Eigentlich hatte Jacobina es sich mit dem Buch gemütlich machen wollen, das Jan ihr geschickt hatte, A Christmas Carol von Charles Dickens; es war Jahre her, dass sie es zuletzt gelesen hatte. Aber der bittende Blick Jeroens wirkte unwiderstehlich auf sie. »Aber nur weil Weihnachten ist.«
Schlagartig hellte sich die Miene des Jungen auf; er löste sich vom Geländer und sprang mit einem Jauchzer die Treppen hinauf, dass der Saum des Nachthemds um seine Knie schlackerte.
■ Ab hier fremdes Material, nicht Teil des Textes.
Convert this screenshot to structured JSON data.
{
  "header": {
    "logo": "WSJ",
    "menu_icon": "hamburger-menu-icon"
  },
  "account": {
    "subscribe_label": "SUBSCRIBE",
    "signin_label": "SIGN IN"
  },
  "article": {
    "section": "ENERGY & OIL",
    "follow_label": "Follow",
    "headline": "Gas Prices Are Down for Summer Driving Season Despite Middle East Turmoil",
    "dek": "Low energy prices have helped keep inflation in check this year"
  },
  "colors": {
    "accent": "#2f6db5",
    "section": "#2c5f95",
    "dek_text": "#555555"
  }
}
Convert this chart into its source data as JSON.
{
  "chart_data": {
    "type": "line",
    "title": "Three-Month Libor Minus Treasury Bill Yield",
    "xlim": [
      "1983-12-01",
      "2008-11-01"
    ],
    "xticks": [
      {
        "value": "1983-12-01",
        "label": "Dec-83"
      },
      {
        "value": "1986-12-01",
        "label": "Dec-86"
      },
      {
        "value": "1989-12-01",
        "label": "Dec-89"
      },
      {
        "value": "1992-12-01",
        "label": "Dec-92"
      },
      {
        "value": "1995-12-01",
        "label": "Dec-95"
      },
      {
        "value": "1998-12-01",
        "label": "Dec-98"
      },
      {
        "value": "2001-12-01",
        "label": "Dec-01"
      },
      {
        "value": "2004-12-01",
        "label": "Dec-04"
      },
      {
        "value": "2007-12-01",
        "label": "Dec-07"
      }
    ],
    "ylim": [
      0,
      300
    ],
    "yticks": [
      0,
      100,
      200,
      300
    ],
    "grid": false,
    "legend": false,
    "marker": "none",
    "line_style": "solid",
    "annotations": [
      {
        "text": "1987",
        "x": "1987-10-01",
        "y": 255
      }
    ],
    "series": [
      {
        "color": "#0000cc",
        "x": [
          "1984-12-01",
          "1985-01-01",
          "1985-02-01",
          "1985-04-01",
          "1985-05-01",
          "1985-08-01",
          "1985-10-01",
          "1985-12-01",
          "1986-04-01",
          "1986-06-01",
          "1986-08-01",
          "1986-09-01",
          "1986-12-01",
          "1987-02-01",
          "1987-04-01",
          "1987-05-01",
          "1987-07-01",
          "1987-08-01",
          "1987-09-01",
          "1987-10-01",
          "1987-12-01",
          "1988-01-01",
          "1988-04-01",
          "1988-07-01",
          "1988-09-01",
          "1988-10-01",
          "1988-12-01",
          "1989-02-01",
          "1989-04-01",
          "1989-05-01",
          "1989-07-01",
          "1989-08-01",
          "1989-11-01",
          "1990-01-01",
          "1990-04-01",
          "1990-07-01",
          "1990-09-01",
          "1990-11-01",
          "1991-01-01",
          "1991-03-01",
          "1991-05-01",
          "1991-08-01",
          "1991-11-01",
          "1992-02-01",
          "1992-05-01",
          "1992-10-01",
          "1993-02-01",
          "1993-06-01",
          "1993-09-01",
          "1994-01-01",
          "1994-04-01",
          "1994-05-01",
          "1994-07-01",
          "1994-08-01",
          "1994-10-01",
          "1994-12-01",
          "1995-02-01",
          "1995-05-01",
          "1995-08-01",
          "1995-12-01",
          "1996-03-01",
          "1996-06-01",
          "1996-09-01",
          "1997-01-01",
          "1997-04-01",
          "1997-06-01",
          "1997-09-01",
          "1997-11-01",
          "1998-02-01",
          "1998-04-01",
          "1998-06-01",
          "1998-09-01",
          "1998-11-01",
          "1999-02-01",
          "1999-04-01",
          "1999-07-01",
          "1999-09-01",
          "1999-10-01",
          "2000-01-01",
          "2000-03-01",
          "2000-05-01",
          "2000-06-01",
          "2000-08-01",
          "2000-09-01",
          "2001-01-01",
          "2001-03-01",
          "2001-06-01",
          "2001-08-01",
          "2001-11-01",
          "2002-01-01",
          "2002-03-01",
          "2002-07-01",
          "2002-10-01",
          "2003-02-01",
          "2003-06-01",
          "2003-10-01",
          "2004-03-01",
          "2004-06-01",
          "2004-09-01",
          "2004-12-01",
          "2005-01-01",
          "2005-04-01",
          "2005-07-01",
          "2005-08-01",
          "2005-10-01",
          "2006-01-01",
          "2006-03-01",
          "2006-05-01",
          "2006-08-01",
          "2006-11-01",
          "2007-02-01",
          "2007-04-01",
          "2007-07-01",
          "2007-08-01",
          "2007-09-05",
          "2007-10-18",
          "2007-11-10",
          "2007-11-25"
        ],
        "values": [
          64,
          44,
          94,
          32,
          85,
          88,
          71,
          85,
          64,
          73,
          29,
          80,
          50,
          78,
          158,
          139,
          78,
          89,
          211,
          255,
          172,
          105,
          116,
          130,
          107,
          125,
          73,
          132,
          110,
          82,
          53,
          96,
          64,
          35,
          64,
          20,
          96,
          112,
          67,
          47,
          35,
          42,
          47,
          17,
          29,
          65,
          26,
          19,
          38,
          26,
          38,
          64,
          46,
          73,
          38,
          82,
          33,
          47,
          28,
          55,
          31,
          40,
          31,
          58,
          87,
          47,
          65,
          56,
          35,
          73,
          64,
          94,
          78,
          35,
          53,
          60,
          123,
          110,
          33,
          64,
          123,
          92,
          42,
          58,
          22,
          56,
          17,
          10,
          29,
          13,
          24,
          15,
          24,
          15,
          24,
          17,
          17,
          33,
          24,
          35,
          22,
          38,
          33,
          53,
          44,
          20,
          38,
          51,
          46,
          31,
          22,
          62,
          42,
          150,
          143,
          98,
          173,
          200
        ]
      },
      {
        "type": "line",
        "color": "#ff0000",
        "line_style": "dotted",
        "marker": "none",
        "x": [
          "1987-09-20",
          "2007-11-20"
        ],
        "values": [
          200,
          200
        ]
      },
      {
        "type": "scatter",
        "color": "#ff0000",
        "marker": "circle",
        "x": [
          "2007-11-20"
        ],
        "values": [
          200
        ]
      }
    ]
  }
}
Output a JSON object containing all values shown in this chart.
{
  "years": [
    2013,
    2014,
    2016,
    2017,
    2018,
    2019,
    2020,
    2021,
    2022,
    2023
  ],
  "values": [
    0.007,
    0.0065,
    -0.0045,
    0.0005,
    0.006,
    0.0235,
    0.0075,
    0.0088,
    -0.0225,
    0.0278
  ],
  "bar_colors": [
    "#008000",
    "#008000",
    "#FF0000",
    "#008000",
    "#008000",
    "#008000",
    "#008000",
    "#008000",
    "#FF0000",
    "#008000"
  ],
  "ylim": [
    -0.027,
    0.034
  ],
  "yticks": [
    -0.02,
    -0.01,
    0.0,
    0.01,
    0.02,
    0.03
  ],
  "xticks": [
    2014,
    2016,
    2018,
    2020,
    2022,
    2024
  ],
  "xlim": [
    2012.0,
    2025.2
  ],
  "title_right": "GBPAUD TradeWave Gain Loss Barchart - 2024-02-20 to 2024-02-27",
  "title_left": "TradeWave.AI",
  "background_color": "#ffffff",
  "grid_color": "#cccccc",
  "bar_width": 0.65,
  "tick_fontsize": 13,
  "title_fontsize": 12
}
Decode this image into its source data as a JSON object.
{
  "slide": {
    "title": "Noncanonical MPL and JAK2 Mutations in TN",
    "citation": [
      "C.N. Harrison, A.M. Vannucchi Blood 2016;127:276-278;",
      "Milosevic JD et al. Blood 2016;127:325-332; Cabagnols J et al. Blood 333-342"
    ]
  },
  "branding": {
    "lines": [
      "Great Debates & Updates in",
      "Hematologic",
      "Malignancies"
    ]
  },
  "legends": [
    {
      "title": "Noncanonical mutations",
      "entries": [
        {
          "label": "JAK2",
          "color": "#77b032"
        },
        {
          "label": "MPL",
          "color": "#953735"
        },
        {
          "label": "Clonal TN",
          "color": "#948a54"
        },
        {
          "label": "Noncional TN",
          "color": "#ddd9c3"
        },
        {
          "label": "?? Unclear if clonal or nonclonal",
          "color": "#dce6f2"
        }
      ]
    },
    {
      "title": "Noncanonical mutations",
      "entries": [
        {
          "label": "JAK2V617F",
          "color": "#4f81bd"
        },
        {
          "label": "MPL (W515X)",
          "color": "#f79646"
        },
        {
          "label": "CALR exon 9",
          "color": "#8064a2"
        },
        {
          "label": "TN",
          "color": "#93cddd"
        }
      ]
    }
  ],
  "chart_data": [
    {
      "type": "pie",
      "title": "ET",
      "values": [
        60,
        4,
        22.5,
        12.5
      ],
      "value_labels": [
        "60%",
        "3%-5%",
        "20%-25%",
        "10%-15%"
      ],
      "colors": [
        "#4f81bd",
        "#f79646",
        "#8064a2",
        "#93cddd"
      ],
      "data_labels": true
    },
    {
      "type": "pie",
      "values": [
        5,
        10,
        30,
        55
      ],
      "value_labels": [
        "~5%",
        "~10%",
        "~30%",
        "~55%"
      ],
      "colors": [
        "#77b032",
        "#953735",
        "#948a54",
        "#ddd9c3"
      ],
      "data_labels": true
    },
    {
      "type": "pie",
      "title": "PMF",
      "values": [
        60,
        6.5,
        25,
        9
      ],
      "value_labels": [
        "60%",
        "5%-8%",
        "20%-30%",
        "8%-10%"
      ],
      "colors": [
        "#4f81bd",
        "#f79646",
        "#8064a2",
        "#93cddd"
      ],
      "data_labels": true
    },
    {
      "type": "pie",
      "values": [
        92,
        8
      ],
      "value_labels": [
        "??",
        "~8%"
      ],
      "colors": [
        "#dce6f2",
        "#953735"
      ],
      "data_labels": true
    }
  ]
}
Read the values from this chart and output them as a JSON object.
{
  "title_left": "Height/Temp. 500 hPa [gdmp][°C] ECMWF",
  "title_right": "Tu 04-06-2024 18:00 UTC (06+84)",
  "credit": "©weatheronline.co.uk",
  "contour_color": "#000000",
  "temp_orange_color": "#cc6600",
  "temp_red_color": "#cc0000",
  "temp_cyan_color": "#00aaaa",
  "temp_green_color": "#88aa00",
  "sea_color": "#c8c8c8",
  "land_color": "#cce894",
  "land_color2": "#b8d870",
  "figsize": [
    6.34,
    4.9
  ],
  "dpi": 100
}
In ihrem Zimmer entzündete Jacobina die Lampe, suchte ihre Bibel hervor und nahm beides mit ins Kinderzimmer. Jeroen kniete schon auf seinem Bett, das neue Holzschwert neben sich; erwartungsvoll sah er Jacobina entgegen, als sie die Lampe auf dem Nachttisch abstellte und das Buch danebenlegte, dann Ida aus ihrem Gitterbettchen holte, die ihr strahlend die Ärmchen entgegenreckte.
Jeroens Kissen in den Rücken gestopft, schlüpfte Jacobina aus den Schuhen, streckte sich auf dem kurzen, schmalen Bett aus und blätterte die Bibel durch, bis sie die Stelle gefunden hatte, die sie suchte. Wie selbstverständlich kuschelte sich Jeroen in ihre Armbeuge, während Ida sich halb auf Jacobinas Oberschenkel zusammenrollte und mit einem seligen Seufzer das Köpfchen in ihren Schoß bettete.